A shSCR and shcircHIPK3 cells were plated and after 24 h cytofluorimetric detection of ROS was performed by using oxidized DCF-DA (n = 3). B RT-qPCR analysis of HMOX-1, hBiP and XBP1s in shSCR and shcircHIPK3 after 24 h of plating (n = 3). C shSCR and shcircHIPK3 cells were plated and, after 24 h, were labeled with Hoechst (cell nuclei) and with anti-GM130 labeled with Alexa Fluor 555. On the right, is reported the graph of Golgi Area (µm2) and mean fluorescence quantification. Scale bars, 20 μm. (n = 4). D Representative western blot of FLT3 and BiP in Reducing (R, upper panel) and Non-Reducing (NR, lower panel) conditions, of shSCR and shcircHIPK3 cells after 16 h of 300 ng/mL Tm treatment (n = 3). *P ≤ 0.05; **P ≤ 0.005; statistical analysis was performed by Two-Way ANOVA

To further investigate this aspect, we decided to treat shSCR and shcircHIPK3 cells with the N-glycosylation inhibitor Tunicamycin (Tm), a well-known ER inducer.
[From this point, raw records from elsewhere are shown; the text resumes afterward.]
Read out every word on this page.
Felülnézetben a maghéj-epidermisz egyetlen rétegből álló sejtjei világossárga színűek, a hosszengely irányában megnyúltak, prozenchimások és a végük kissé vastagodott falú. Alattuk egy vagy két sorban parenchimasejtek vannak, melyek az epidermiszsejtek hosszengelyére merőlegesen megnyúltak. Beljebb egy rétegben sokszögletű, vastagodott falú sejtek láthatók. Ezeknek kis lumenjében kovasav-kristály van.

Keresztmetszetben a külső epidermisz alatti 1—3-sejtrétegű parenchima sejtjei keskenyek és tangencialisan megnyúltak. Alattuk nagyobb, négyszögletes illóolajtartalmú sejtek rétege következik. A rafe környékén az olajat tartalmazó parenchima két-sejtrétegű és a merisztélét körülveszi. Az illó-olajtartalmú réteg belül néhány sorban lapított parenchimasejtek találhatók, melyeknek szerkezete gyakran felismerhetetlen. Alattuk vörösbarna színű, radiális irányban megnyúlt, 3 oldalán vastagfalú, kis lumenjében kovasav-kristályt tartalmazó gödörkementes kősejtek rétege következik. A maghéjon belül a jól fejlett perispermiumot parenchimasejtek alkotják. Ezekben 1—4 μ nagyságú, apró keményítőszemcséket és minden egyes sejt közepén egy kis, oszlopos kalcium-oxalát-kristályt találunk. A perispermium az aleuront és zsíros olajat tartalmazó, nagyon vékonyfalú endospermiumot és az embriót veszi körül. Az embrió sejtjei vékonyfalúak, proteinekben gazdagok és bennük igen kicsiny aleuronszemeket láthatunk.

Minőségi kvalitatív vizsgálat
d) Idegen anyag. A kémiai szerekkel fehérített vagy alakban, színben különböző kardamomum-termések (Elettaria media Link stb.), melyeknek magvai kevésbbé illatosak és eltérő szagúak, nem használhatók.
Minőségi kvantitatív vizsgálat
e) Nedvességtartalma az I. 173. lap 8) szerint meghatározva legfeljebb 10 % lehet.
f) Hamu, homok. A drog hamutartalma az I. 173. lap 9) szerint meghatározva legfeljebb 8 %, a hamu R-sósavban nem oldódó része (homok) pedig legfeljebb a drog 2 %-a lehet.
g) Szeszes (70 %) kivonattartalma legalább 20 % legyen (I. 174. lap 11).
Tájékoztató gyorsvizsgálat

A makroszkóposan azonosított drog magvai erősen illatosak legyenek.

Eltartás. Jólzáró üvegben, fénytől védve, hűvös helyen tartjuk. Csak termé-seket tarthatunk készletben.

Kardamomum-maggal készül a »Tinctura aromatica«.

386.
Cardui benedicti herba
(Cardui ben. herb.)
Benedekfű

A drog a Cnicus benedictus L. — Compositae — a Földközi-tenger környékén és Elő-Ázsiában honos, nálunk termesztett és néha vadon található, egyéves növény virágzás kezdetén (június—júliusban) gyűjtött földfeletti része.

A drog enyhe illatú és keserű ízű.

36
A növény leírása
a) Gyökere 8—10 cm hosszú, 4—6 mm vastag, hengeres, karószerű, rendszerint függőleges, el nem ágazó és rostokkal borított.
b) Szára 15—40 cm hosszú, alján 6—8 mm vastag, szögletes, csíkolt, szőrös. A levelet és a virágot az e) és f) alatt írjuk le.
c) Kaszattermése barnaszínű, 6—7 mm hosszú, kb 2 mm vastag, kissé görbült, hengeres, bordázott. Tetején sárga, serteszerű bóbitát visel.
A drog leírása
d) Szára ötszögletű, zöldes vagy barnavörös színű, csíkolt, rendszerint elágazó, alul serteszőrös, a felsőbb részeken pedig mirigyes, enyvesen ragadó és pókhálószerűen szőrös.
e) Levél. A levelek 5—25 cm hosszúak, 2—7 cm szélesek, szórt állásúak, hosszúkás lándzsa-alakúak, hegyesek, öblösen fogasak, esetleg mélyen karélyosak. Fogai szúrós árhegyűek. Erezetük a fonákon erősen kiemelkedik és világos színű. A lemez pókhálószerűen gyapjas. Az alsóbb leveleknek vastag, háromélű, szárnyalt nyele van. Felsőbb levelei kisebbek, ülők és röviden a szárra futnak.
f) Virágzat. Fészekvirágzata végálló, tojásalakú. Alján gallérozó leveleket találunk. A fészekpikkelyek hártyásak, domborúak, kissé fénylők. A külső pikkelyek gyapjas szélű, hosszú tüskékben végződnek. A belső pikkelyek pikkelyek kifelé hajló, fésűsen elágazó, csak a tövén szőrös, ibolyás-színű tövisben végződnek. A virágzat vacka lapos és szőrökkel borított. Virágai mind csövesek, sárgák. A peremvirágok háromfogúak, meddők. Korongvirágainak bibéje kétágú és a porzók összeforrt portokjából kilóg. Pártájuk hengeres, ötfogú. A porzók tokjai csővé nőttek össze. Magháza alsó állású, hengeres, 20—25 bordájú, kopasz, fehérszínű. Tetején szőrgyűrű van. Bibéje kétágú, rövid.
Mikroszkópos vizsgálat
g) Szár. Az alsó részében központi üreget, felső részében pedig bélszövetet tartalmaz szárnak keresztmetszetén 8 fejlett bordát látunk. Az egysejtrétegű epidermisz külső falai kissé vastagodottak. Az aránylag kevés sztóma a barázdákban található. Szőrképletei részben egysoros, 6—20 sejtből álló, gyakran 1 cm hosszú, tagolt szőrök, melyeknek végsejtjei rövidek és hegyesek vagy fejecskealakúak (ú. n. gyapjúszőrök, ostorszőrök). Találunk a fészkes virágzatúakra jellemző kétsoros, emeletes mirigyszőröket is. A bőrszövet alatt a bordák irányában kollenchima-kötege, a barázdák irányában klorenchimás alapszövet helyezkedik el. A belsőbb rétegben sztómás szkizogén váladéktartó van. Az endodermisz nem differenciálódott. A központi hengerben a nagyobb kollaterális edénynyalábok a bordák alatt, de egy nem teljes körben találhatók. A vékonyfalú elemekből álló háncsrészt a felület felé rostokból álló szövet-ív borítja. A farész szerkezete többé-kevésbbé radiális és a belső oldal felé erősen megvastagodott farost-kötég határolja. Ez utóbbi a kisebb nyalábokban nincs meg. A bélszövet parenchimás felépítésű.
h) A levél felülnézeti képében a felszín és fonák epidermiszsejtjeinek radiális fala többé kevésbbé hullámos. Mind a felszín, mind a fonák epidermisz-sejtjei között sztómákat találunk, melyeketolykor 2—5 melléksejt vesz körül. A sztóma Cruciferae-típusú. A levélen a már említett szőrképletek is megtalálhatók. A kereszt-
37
We tested three different concentrations of Tm for 72 h and observed increased sensitivity of circHIPK3-silenced cells to the treatment compared to control cells (shSCR) (Supplementary Fig. 4A). We chose the intermediate concentration of Tm (300 ng/mL) to observe the potential accumulation of misfolded proteins. As shown in Fig. 7D, circHIPK3-silenced cells treated for 16 h with Tm (300 ng/mL) exhibited a significant increase in total BiP levels (Fig. 7D reducing gel), and a considerable accumulation of FLT3 and BiP high molecular weight aggregates in comparison to control samples treated with Tm (Fig. 7D non-reducing gel and Supplementary Fig. 4B). Although not significant, a mild increase in BiP aggregates in the non-reducing western blot conditions was observed in the untreated shcircHIPK3 sample, confirming a slight increase in ER stress and accumulation of unfolded proteins already at the steady state. As mentioned above FLT3-ITD is a misfolded protein retained in the ER and BiP is the main ER chaperone that forms complexes with misfolded proteins that accumulate in the ER; thus, the presence of high molecular weight aggregates of these proteins indicates an impairment of ER folding capacity. These data confirm the protective role of circHIPK3 in alleviating oxidative and ER stress in AML cells.